Support adaptive tree, a feature supported by both sklearn and lightgbm. The tree leaf is recomputed based on residue of labels and predictions after construction.
For l1 error, the optimal value is the median (50 percentile).
This is marked as experimental support for the following reasons:
- The value is not well defined for distributed training, where we might have empty leaves for local workers. Right now I just use the original leaf value for computing the average with other workers, which might cause significant errors.
- Some follow-ups are required, for exact, pruner, and optimization for quantile function. Also, we need to calculate the initial estimation.

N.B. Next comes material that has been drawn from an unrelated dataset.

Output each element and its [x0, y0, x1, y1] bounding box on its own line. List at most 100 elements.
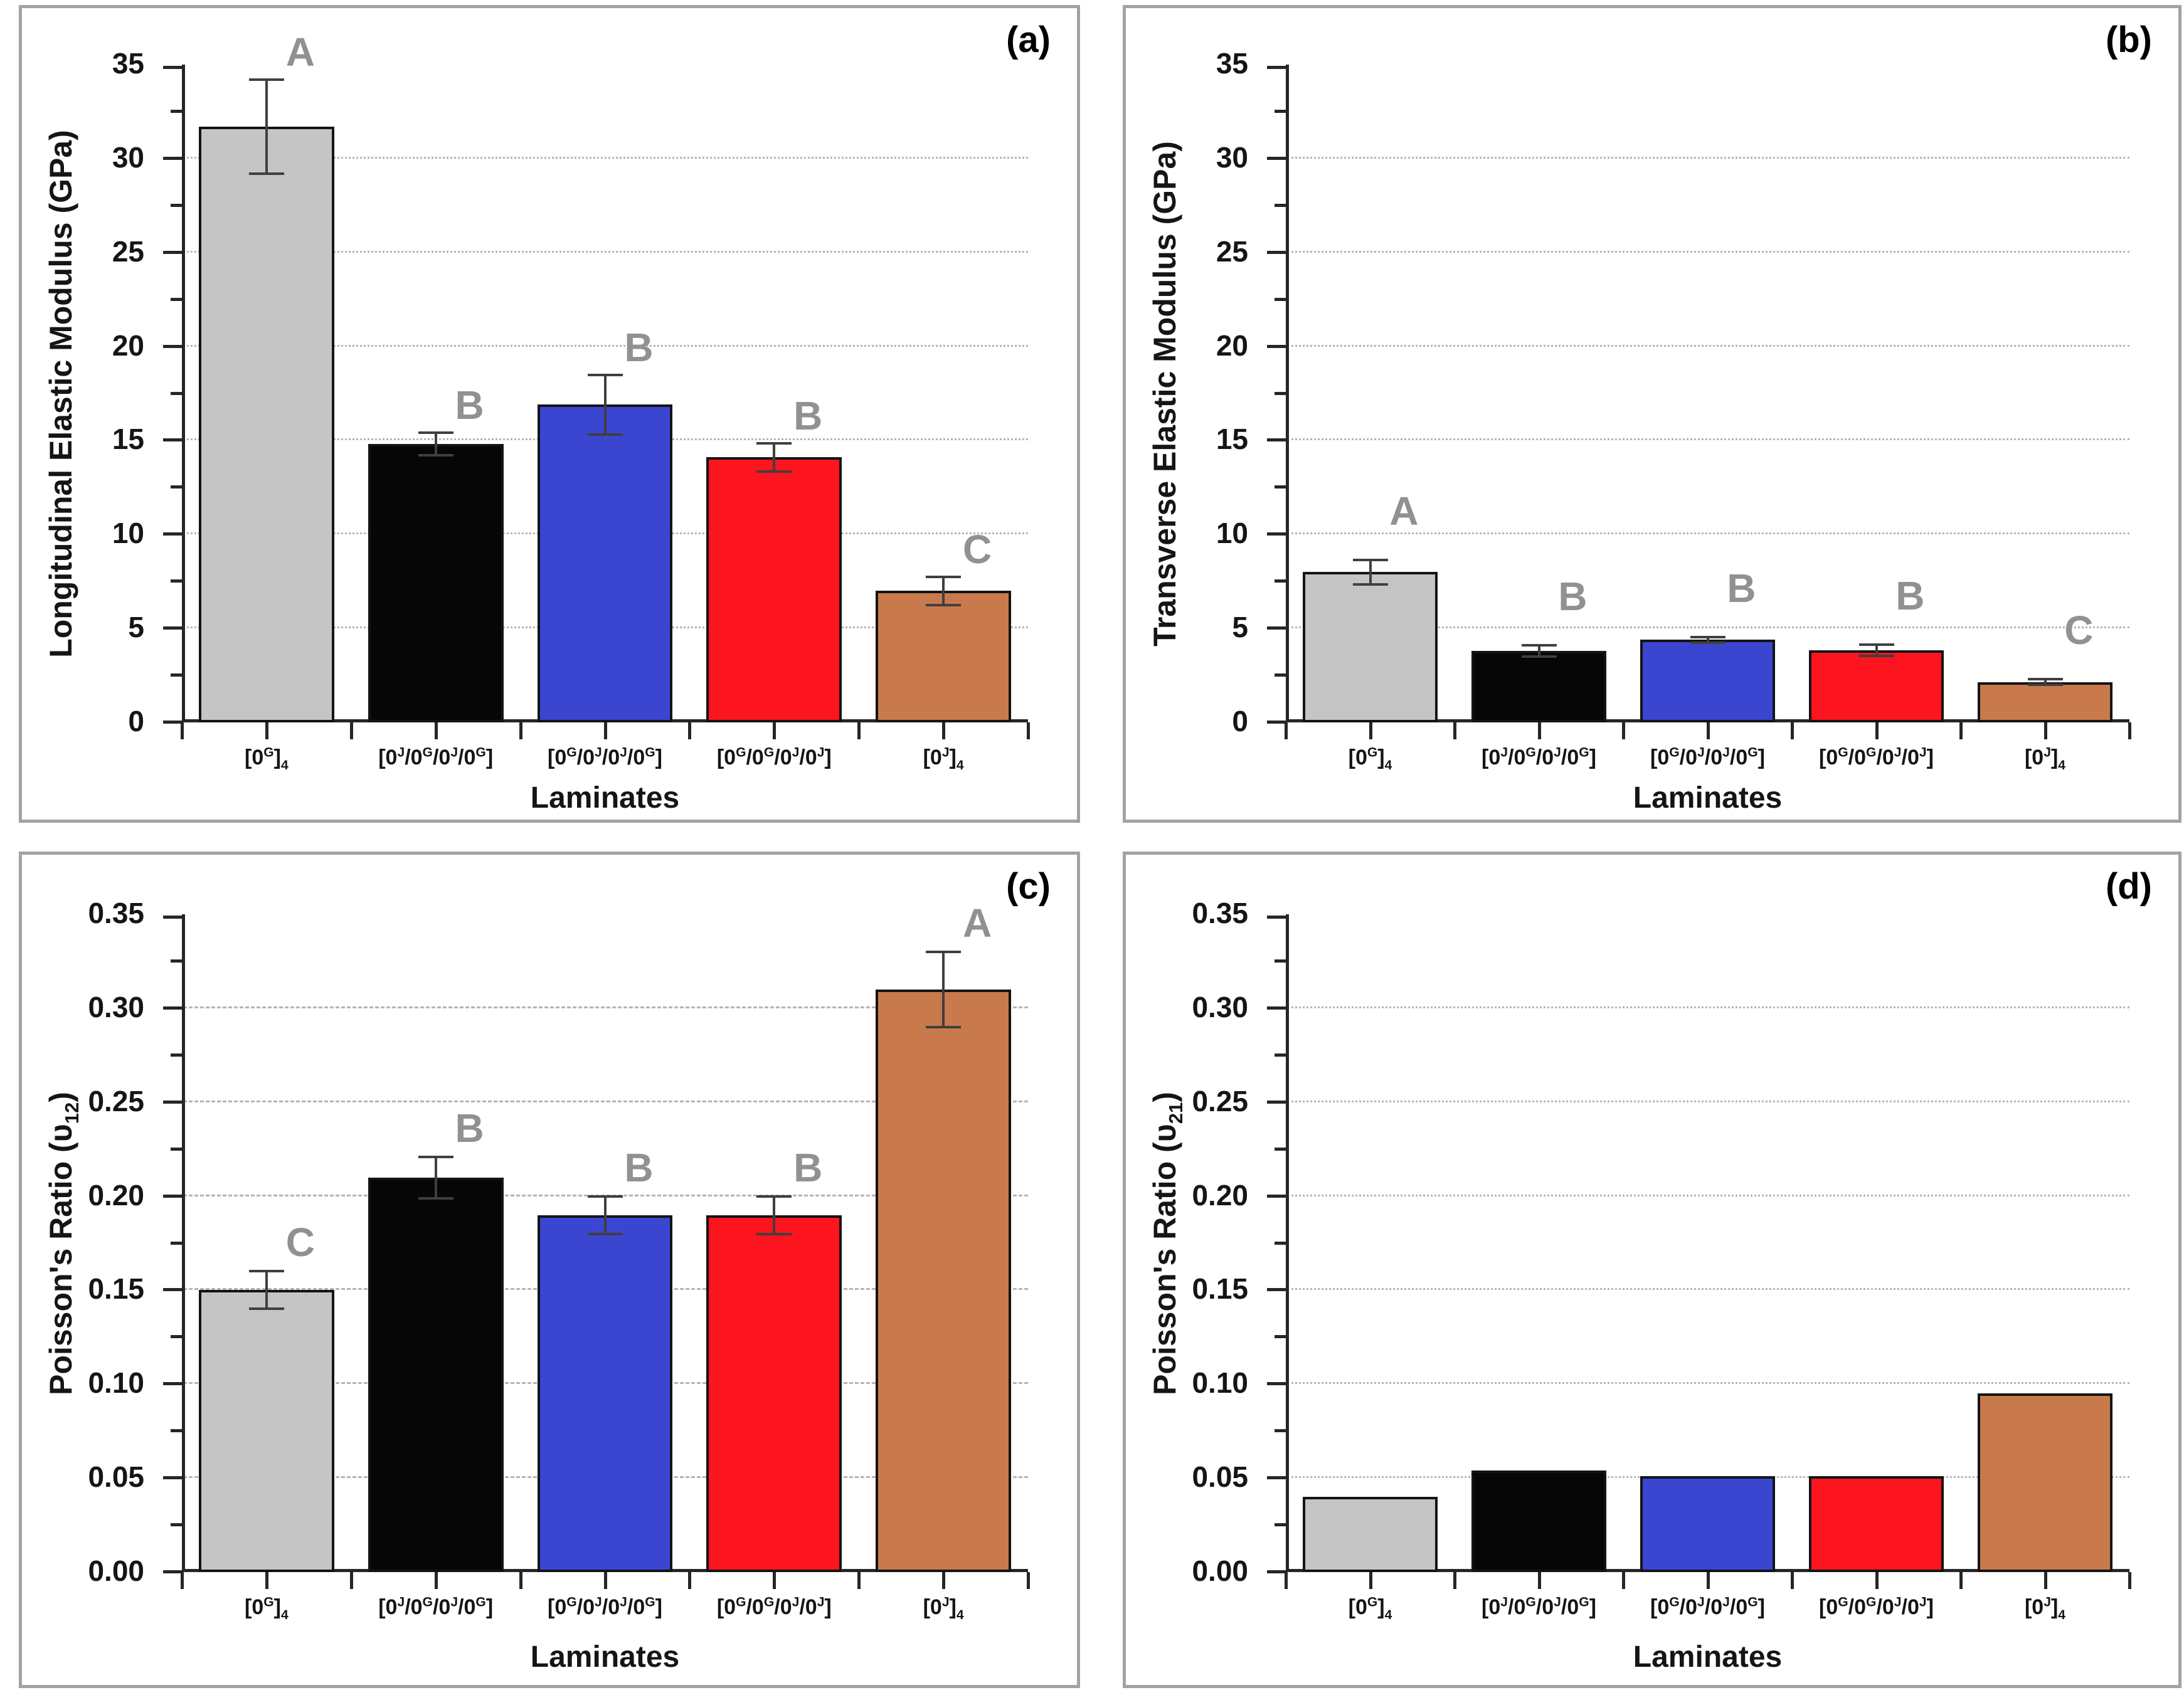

* Implement `MaxCategory` in quantile.
* Implement partition-based split for GPU evaluation. Currently, it's based on the existing evaluation function.
* Extract an evaluator from GPU Hist to store the needed states.
* Added some CUDA stream/event utilities.
* Update document with references.
* Fixed a bug in approx evaluator where the number of data points is less than the number of categories.
This PR changes base_margin into a 3-dim array, with one of them being reserved for multi-target classification. Also, a breaking change is made for binary serialization due to extra dimension along with a fix for saving the feature weights. Lastly, it unifies the prediction initialization between CPU and GPU. After this PR, the meta info setter in Python will be based on array interface.